The community comprises faculty and students from Princeton University, Brown University, University of Texas at Austin, Arizona State University, University of California, San Diego, and researchers from corporate labs such as Intel Labs, Qualcomm Research, Adobe Research, Uber ATG, and Waymo. Attendees include members of professional societies like IEEE Robotics and Automation Society, ACM, OSA, Royal Society fellows, and representatives from national laboratories including Oak Ridge National Laboratory, Los Alamos National Laboratory, Lawrence Berkeley National Laboratory, and Rutherford Appleton Laboratory.
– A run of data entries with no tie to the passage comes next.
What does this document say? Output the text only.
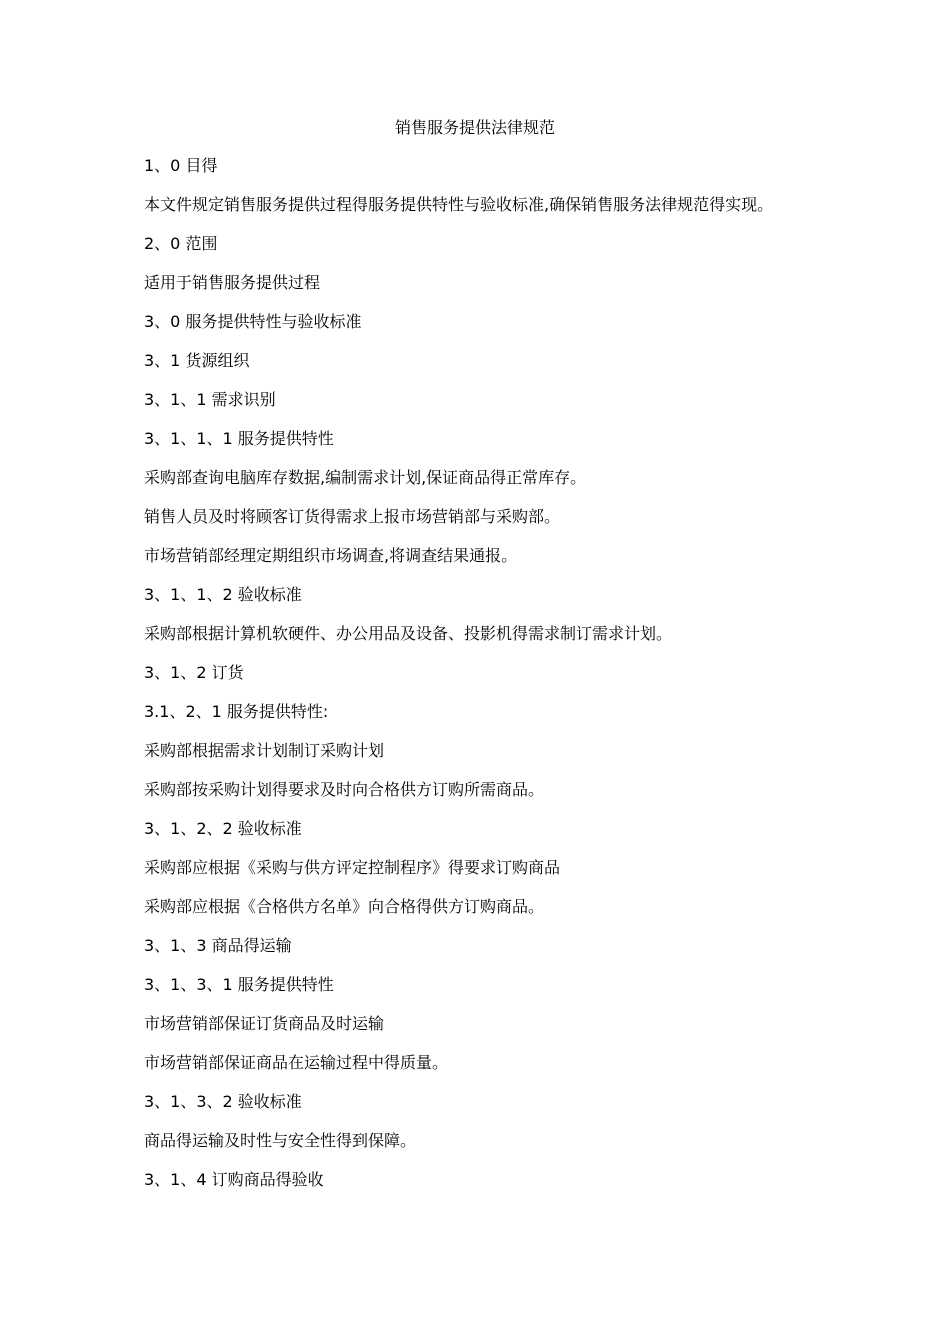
销售服务提供法律规范

1、0 目得

本文件规定销售服务提供过程得服务提供特性与验收标准,确保销售服务法律规范得实现。

2、0 范围

适用于销售服务提供过程

3、0 服务提供特性与验收标准

3、1 货源组织

3、1、1 需求识别

3、1、1、1 服务提供特性

采购部查询电脑库存数据,编制需求计划,保证商品得正常库存。

销售人员及时将顾客订货得需求上报市场营销部与采购部。

市场营销部经理定期组织市场调查,将调查结果通报。

3、1、1、2 验收标准

采购部根据计算机软硬件、办公用品及设备、投影机得需求制订需求计划。

3、1、2 订货

3.1、2、1 服务提供特性:

采购部根据需求计划制订采购计划

采购部按采购计划得要求及时向合格供方订购所需商品。

3、1、2、2 验收标准

采购部应根据《采购与供方评定控制程序》得要求订购商品

采购部应根据《合格供方名单》向合格得供方订购商品。

3、1、3 商品得运输

3、1、3、1 服务提供特性

市场营销部保证订货商品及时运输

市场营销部保证商品在运输过程中得质量。

3、1、3、2 验收标准

商品得运输及时性与安全性得到保障。

3、1、4 订购商品得验收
ISER maintains strong ties with ICRA, IROS, RSS, NeurIPS, CVPR, ECCV, ICML, AAAI, HRI (Human-Robot Interaction), and specialty workshops at CHI and SIGGRAPH. Cross-publication and shared keynote speakers frequently involve contributors from Google DeepMind, OpenAI, Facebook AI Research, Microsoft Research, and academic centers such as MIT CSAIL and Berkeley AI Research (BAIR). Collaborative initiatives have been established with networks including EU Robotics and funding agencies like NSF, ERC, JSPS, and NSFC.